Likewise, Billy Crystal only shows up once or twice a year. Other than Matthew Lillard (of “Scooby Doo” fame) what does that leave us?
(Adam Sandler seems to be wondering what he's doing at a Clipper game last season)
There are occasional celebrity sightings at Clipper games. Over in Section 115, I have personally had Lucy Liu sitting right in front of me and Jackie Johnson (the Channel 9 weather girl) and her enormous breasts sitting right behind me (thank you God!). Last season I spotted David Carradine sitting across the way in Section 116. Unfortunately a few months later he was found dead hanging in a closet wearing fishnet stockings and a wig (there’s no proof watching the Clippers play drove him to it). I’ve also spotted Duane “The Rock” Johnson and Adam Sandler at games, but they seemed to be slumming it. The Rock took off at half time and Sandler is normally only at Laker games. Must have got his schedule mixed up.

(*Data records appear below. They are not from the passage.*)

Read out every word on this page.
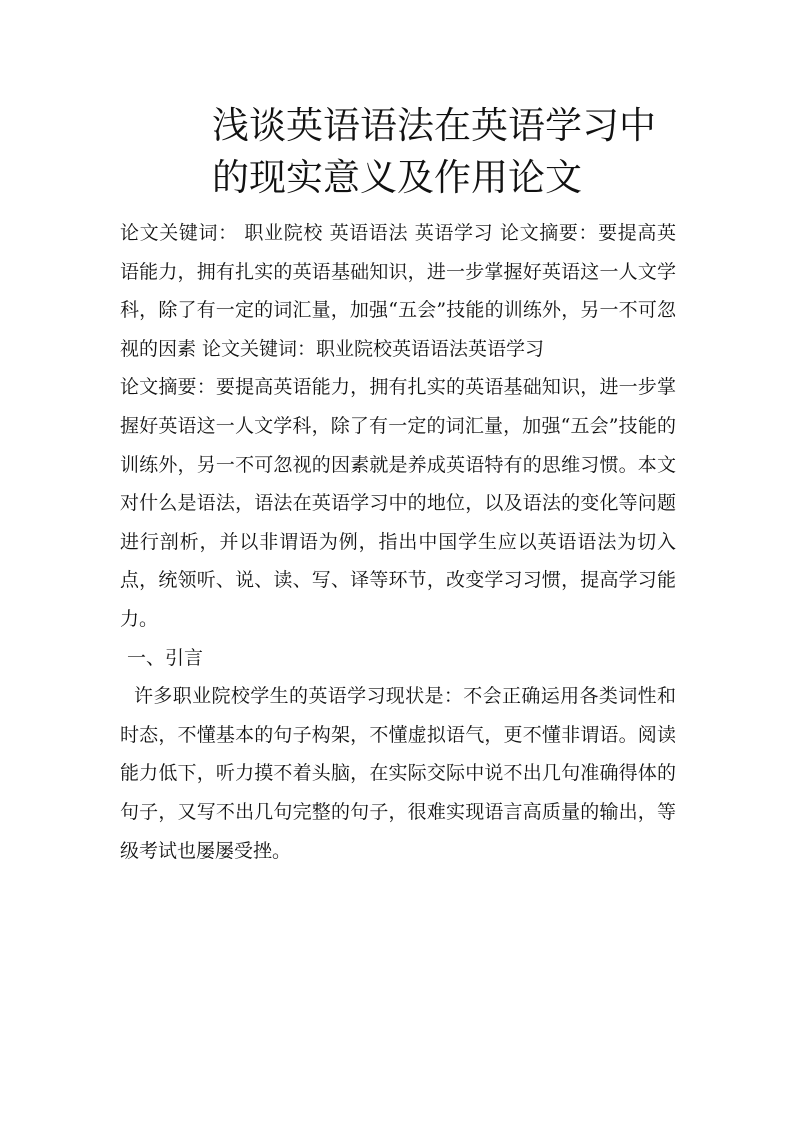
浅谈英语语法在英语学习中
的现实意义及作用论文

论文关键词： 职业院校 英语语法 英语学习 论文摘要：要提高英语能力，拥有扎实的英语基础知识，进一步掌握好英语这一人文学科，除了有一定的词汇量，加强“五会”技能的训练外，另一不可忽视的因素 论文关键词：职业院校英语语法英语学习

论文摘要：要提高英语能力，拥有扎实的英语基础知识，进一步掌握好英语这一人文学科，除了有一定的词汇量，加强“五会”技能的训练外，另一不可忽视的因素就是养成英语特有的思维习惯。本文对什么是语法，语法在英语学习中的地位，以及语法的变化等问题进行剖析，并以非谓语为例，指出中国学生应以英语语法为切入点，统领听、说、读、写、译等环节，改变学习习惯，提高学习能力。

一、引言

许多职业院校学生的英语学习现状是：不会正确运用各类词性和时态，不懂基本的句子构架，不懂虚拟语气，更不懂非谓语。阅读能力低下，听力摸不着头脑，在实际交际中说不出几句准确得体的句子，又写不出几句完整的句子，很难实现语言高质量的输出，等级考试也屡屡受挫。
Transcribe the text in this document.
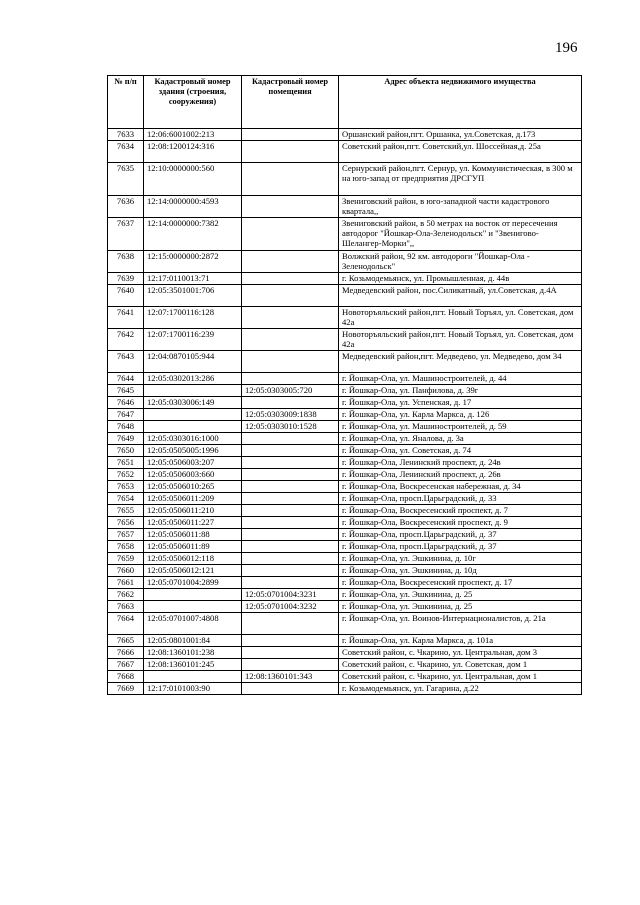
196
№ п/п	Кадастровый номер здания (строения, сооружения)	Кадастровый номер помещения	Адрес объекта недвижимого имущества
7633	12:06:6001002:213		Оршанский район,пгт. Оршанка, ул.Советская, д.173
7634	12:08:1200124:316		Советский район,пгт. Советский,ул. Шоссейная,д. 25а
7635	12:10:0000000:560		Сернурский район,пгт. Сернур, ул. Коммунистическая, в 300 м на юго-запад от предприятия ДРСГУП
7636	12:14:0000000:4593		Звениговский район, в юго-западной части кадастрового квартала,,
7637	12:14:0000000:7382		Звениговский район, в 50 метрах на восток от пересечения автодорог "Йошкар-Ола-Зеленодольск" и "Звенигово-Шелангер-Морки",,
7638	12:15:0000000:2872		Волжский район, 92 км. автодороги "Йошкар-Ола - Зеленодольск"
7639	12:17:0110013:71		г. Козьмодемьянск, ул. Промышленная, д. 44в
7640	12:05:3501001:706		Медведевский район, пос.Силикатный, ул.Советская, д.4А
7641	12:07:1700116:128		Новоторъяльский район,пгт. Новый Торъял, ул. Советская, дом 42а
7642	12:07:1700116:239		Новоторъяльский район,пгт. Новый Торъял, ул. Советская, дом 42а
7643	12:04:0870105:944		Медведевский район,пгт. Медведево, ул. Медведево, дом 34
7644	12:05:0302013:286		г. Йошкар-Ола, ул. Машиностроителей, д. 44
7645		12:05:0303005:720	г. Йошкар-Ола, ул. Панфилова, д. 39г
7646	12:05:0303006:149		г. Йошкар-Ола, ул. Успенская, д. 17
7647		12:05:0303009:1838	г. Йошкар-Ола, ул. Карла Маркса, д. 126
7648		12:05:0303010:1528	г. Йошкар-Ола, ул. Машиностроителей, д. 59
7649	12:05:0303016:1000		г. Йошкар-Ола, ул. Яналова, д. 3а
7650	12:05:0505005:1996		г. Йошкар-Ола, ул. Советская, д. 74
7651	12:05:0506003:207		г. Йошкар-Ола, Ленинский проспект, д. 24в
7652	12:05:0506003:660		г. Йошкар-Ола, Ленинский проспект, д. 26в
7653	12:05:0506010:265		г. Йошкар-Ола, Воскресенская набережная, д. 34
7654	12:05:0506011:209		г. Йошкар-Ола, просп.Царьградский, д. 33
7655	12:05:0506011:210		г. Йошкар-Ола, Воскресенский проспект, д. 7
7656	12:05:0506011:227		г. Йошкар-Ола, Воскресенский проспект, д. 9
7657	12:05:0506011:88		г. Йошкар-Ола, просп.Царьградский, д. 37
7658	12:05:0506011:89		г. Йошкар-Ола, просп.Царьградский, д. 37
7659	12:05:0506012:118		г. Йошкар-Ола, ул. Эшкинина, д. 10г
7660	12:05:0506012:121		г. Йошкар-Ола, ул. Эшкинина, д. 10д
7661	12:05:0701004:2899		г. Йошкар-Ола, Воскресенский проспект, д. 17
7662		12:05:0701004:3231	г. Йошкар-Ола, ул. Эшкинина, д. 25
7663		12:05:0701004:3232	г. Йошкар-Ола, ул. Эшкинина, д. 25
7664	12:05:0701007:4808		г. Йошкар-Ола, ул. Воинов-Интернационалистов, д. 21а
7665	12:05:0801001:84		г. Йошкар-Ола, ул. Карла Маркса, д. 101а
7666	12:08:1360101:238		Советский район, с. Чкарино, ул. Центральная, дом 3
7667	12:08:1360101:245		Советский район, с. Чкарино, ул. Советская, дом 1
7668		12:08:1360101:343	Советский район, с. Чкарино, ул. Центральная, дом 1
7669	12:17:0101003:90		г. Козьмодемьянск, ул. Гагарина, д.22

This as opposed your typical Lakers game, with Jack and Denzel and Andy and Wahlberg and Flea. When Baron joined the Clips last year he was asked if we could expect to see some of his Hollywood pals, like Kate Hudson, at the games now. He smiled and shook his head. “Nope, they’re all Lakers fans”.
I therefore propose a celebrity recruitment drive. Does anyone know any celebrities? The only one I know is Donny Most, and he won’t go. Anytime I offer him Dodgers tickets he’s free, and everytime I offer him Clipper tickets he’s busy.
(Donny Most has no love for the Clippers)
Maybe we could form a committee to spot up and coming Hollywood talent and cold call their agents to get them out to Clipper games before they become Laker regulars. Maybe DTS will donate some of the unused court side seats for this purpose, instead of dragging, er upgrading, season ticket holders out of the stands to fill them. Maybe Baron can beg Kate to come to a game, and bring Alex. Or maybe he can use his position as a partial owner of the Conga Room to pressure the acts playing there to attend a game or two as a condition of being booked.
Maybe we should focus outside the Hollywood mainstream. Look for cutting edge people in the arts who reek of cool while shunning the traditional trappings of celebrity. What if Andy Warhol and Edie Sedgwick had been regulars at Clippers games? Hey, how about someone like Captain Sean Doe?
(All together now: WHO?)
I had never heard of Captain Sean Doe either, until last week. I went to a bar to hear Wayne Hancock play, and the opening act was Joe Buck Yourself, who brought a long his friend Captain Sean Doe to sing a few songs. Apparently Captain Sean Doe is the lead singer of a psychobilly band called Throw Rag. Well Captain Sean killed, but the most amazing thing was his between song patter when he took the opportunity to announce to all present that he was a die-hard fan of the Los Angeles Clippers because “like you can sit court side for 30 bucks”.
(Captain Sean with Joe Buck Yourself)
Trust me, Captain Sean reeks of cool, from the long sideburns to his peacock sequined jacket. And he’s got more tattoos than anyone affiliated with the Clippers since Cherokee Parks. Captain Sean has exactly the type of street cool we need to start making the Clippers hip. A great start would be to bring in Captain Sean to sing the National Anthem opening night and then have him sit court side in that sequined peacock jacket.
Any ideas who else should we go after? Who do you think we should get to make Clipper games the place to be?